(A version of this piece was also published on the Indian news site WSN)
I have no problem with religions. They mostly boil down to the advice: Be nice to other people.
This is good.
But organised religion tends to eventually turn sour and it usually all ends in tears, discrimination and beheadings.
Yesterday, I went to a lecture at Gresham College in London.
Gresham College was founded in 1597. That was a year when 26 people were killed in Nagasaki because they were Catholics.
So it goes.
Yesterday’s Gresham College lecture was titled The KGB’s Bête Noire.
The bête noire of the KGB, allegedly, was the Keston Institute, founded in 1969 to study religions in Communist, and now formerly Communist, countries.
Xenia Dennen, Chairman of the Keston Institute, talked about how religions had been repressed in the Soviet Union, then come into the open again with the collapse of the Soviet Union but were now facing problems again.
Russia’s 1997 Law on Freedom of Conscience and Religious Associations recognises four religions: the Russian Orthodox Church, Buddhism, Islam and Judaism. Note that it recognises only one branch of Christianity.
More interesting to me, though, was that, last summer, Xenia Dennen visited Buryatia, a traditionally Buddhist part of Siberia.
“In Buryatia,” she said last night, “I met some shamans. They weren’t exactly what I had expected. They wore shirts and ties and had mobiles going off during our interview. The chief sat at the head of a table in a splendid wooden chair with a high back with carved eagle and other creatures adorning its back.

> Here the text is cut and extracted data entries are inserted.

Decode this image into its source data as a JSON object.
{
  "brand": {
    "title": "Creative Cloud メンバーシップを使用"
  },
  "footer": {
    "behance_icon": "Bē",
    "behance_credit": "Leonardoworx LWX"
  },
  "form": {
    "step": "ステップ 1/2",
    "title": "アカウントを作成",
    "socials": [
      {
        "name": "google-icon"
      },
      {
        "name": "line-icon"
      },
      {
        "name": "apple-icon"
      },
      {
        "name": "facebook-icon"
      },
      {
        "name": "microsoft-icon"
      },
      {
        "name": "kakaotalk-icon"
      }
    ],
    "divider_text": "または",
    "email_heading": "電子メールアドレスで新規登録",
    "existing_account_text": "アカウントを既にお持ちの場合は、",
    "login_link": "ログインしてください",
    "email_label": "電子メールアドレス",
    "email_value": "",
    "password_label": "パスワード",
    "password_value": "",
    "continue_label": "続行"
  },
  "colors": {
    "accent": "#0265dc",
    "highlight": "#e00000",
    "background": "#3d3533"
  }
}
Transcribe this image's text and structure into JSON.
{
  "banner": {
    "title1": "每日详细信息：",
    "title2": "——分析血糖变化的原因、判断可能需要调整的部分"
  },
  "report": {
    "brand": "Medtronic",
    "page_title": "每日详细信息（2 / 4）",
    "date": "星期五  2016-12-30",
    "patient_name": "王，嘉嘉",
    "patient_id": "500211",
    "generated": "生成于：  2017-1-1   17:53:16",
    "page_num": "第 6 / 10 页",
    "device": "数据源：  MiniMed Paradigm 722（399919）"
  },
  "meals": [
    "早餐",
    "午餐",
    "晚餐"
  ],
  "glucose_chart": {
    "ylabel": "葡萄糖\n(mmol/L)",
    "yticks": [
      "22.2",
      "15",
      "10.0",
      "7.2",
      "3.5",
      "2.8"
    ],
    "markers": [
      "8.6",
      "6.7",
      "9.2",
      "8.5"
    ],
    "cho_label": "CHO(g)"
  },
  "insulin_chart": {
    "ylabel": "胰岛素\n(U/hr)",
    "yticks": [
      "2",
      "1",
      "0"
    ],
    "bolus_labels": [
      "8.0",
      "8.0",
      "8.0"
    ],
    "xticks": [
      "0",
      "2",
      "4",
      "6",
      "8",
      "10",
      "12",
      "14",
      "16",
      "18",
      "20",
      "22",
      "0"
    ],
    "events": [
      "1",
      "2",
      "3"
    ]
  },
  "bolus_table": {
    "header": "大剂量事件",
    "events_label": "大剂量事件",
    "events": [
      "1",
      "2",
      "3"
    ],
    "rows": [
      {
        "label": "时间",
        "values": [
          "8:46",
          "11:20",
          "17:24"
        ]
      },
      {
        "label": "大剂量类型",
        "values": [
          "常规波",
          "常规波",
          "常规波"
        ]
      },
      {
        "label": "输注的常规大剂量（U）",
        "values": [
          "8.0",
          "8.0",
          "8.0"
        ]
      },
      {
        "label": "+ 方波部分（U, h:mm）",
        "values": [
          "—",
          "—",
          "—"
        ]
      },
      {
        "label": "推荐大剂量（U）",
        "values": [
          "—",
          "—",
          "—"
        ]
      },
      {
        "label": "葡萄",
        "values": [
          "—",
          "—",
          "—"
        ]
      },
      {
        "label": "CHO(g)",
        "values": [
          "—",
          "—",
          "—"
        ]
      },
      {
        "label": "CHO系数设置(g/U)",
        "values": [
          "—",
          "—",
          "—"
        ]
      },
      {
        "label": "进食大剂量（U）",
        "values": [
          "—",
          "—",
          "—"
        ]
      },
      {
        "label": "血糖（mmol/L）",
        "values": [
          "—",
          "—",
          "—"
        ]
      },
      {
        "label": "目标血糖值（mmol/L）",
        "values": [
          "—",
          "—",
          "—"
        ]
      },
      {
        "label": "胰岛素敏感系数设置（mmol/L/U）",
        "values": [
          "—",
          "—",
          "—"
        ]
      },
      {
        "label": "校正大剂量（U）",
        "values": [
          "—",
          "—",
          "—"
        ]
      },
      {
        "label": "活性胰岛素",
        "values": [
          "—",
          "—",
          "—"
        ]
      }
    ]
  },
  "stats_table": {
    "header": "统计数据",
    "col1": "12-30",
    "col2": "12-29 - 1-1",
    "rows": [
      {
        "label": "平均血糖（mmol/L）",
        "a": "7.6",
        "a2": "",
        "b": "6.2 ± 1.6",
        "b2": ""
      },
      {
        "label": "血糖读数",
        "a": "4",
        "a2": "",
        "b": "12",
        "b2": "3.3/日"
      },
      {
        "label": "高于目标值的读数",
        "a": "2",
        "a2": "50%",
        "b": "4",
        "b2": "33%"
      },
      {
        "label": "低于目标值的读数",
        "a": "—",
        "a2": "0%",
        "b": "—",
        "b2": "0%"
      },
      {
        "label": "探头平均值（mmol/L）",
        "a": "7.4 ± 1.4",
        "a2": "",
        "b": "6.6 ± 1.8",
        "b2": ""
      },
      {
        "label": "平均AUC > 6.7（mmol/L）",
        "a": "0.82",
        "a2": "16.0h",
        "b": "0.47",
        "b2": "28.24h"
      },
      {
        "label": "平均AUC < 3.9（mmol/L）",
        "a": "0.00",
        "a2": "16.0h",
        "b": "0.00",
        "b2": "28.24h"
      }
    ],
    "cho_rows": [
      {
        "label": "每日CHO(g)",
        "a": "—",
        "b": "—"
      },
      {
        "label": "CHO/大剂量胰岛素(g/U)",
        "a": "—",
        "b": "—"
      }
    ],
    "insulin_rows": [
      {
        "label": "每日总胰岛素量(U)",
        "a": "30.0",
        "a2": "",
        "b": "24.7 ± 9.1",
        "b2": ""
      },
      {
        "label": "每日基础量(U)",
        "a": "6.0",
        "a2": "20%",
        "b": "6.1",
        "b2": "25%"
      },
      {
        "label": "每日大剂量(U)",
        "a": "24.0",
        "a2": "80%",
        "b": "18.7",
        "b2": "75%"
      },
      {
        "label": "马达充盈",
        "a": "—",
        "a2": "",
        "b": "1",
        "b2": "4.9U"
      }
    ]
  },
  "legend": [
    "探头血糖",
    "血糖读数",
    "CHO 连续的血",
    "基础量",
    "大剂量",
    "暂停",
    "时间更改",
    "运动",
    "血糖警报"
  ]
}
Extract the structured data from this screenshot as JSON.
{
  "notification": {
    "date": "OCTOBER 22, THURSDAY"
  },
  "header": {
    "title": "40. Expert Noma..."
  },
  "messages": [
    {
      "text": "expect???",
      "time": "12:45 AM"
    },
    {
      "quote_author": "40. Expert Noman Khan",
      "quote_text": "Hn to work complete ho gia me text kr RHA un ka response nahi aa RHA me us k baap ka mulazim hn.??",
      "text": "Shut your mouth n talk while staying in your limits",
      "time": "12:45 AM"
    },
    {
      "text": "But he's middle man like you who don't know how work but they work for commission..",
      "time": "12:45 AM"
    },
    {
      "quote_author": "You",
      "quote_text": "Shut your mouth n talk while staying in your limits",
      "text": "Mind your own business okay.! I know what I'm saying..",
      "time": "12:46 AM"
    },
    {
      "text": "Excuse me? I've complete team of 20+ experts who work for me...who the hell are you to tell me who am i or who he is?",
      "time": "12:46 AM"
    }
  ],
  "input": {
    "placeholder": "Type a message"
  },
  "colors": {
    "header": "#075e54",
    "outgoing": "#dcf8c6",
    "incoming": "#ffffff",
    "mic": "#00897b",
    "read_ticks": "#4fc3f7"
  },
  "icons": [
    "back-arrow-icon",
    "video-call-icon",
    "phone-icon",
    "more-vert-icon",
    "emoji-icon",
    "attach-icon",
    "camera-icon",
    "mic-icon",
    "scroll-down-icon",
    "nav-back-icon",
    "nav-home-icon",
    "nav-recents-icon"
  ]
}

“We sat in what was a small wooden hut on a hillside overlooking Ulan-Ude. This was the headquarters of the Religious Organisation of Tengeri Shamans – Tengeri, I gather, are gods of sun, moon and mother earth – to which 67 shamans belonged.
“They told us that altogether there were 3,000 shamans in Buryatia who were resurrecting ancient forms of Buryat shamanism which had survived during the Soviet period in Mongolia.
“They said: We are returning to our ancient roots.
“They said the sky was their main god with a large hierarchy beneath it, but they reassured us that they didn’t dabble in black magic, which never worked. They only wanted to ‘do good’.
“Today, they said, demands the resurrection of these ancient rituals as many current illnesses are incurable… We can influence the elements… We could put out the fires in California, in Chita, in Krasnoyarsk… We can deal with global warming, tornadoes, floods… We worship the gods which the West has forgotten… If the West does not recognise these gods, then these problems will continue… How many people will die if shamanism is not accepted?
“Despite the grimness of these warnings,” said Xenia Dennen last night, “I found them a very friendly lot. But, of course, I think they might have appeared rather different in their shaman robes and in a trance. Not at all cosy, I suspect.”
But I find it somehow reassuring that there are still people out there who believe in the sky.